Reform of abortion laws dividing state


A PLAN to decriminalise abortion has polarised the Tasmanian community.

Supporters of the Reproductive Health (Access to Terminations) Act 2013, released as a private members' bill by Health Minister Michelle O'Byrne this month, says it would give medical practitioners confidence to perform the procedure without fear of criminal sanctions and allow all women equitable access to abortion.

Opponents say that women can already access abortion in some circumstances in Tasmania, and the bill would allow abortion to occur up to 24 weeks for any reason at all.

They also criticise the bill for impinging on free speech and a doctor's right to object to the procedure.

Medical termination is listed at section 164 of the Criminal Code Act 1924.

It was included in 2002 as an exemption to the crimes of abortion, listed at section 134, and aiding in intended abortion, at section 135. Both those crimes carry a maximum penalty of 21 years' imprisonment.

The code states that the termination of pregnancy is legally justified if:

"(a) two medical practitioners have certified, in writing, that the continuation of the pregnancy would involve greater risk of injury to the physical or mental health of the pregnant woman than if the pregnancy were terminated; and

"(b) the woman has given informed consent unless it is impracticable for her to do so."

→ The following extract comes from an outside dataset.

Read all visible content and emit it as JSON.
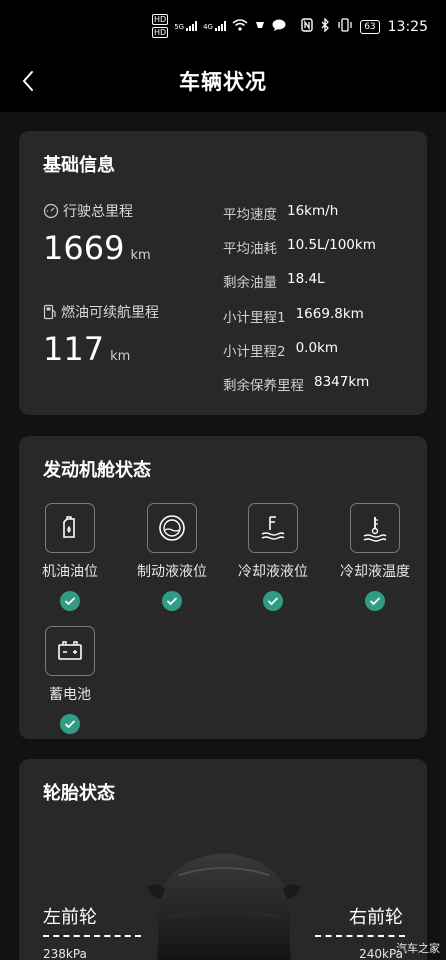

The proposed law states: "The pregnancy of a woman who is not more than 24 weeks pregnant may be terminated by a medical practitioner."

After 24 weeks, the proposed law allows for termination if two doctors have certified in writing that it poses a lesser risk to the woman's mental or physical health (including socio- economic circumstances) than continuing the pregnancy would.

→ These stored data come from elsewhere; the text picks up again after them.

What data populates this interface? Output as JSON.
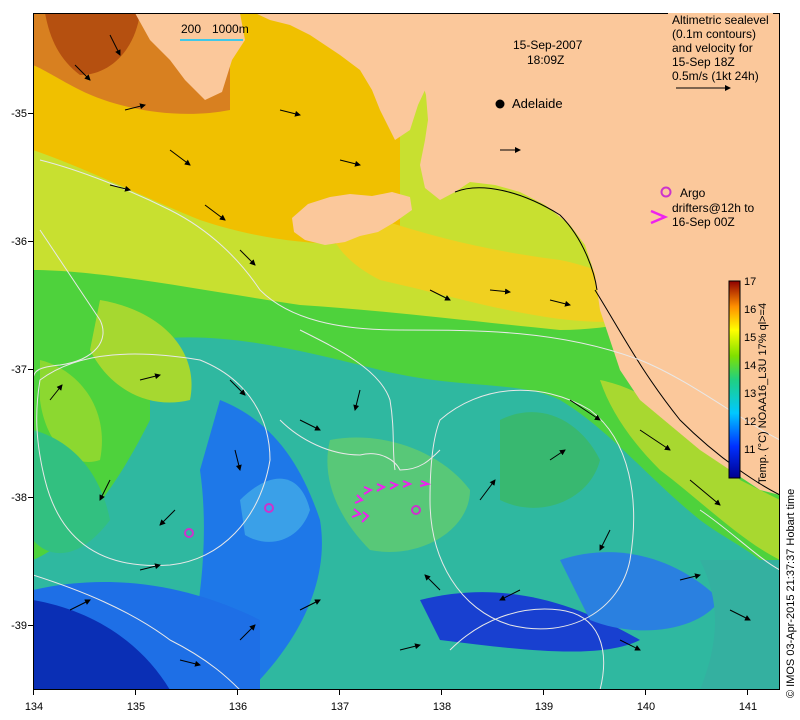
{
  "map": {
    "date": "15-Sep-2007",
    "time": "18:09Z",
    "city": "Adelaide",
    "bathy_label_1": "200",
    "bathy_label_2": "1000m",
    "legend_lines": [
      "Altimetric sealevel",
      "(0.1m contours)",
      "and velocity for",
      "15-Sep 18Z",
      "0.5m/s (1kt 24h)"
    ],
    "argo_label": "Argo",
    "drifter_lines": [
      "drifters@12h to",
      "16-Sep 00Z"
    ],
    "colorbar_title": "Temp. (°C) NOAA16_L3U 17% ql>=4",
    "colorbar_ticks": [
      "17",
      "16",
      "15",
      "14",
      "13",
      "12",
      "11"
    ],
    "credit": "© IMOS 03-Apr-2015 21:37:37 Hobart time",
    "x_ticks": [
      "134",
      "135",
      "136",
      "137",
      "138",
      "139",
      "140",
      "141"
    ],
    "y_ticks": [
      "-35",
      "-36",
      "-37",
      "-38",
      "-39"
    ],
    "colors": {
      "land": "#fbc89b",
      "contour": "#e0e0e0",
      "argo": "#cc33cc",
      "drifter": "#ee22ee"
    },
    "icons": [
      "city-marker-icon",
      "argo-float-icon",
      "drifter-arrow-icon",
      "velocity-arrow-icon"
    ]
  }
}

The crime under the proposed law would be impeding a termination: doctors or counsellors who have an objection to abortion who do not refer the woman on to another, non-objecting doctor, face a fine of up to $65,000.

And anyone who engages in "prohibited behaviour," including an anti-abortion protest or harassing or hindering anyone who is the patient or employee of an abortion clinic, within a 150-metre "access zone" radius, could also face a fine of up to $65,000 or up to 12 months' imprisonment.

Submissions on the bill close on April 5.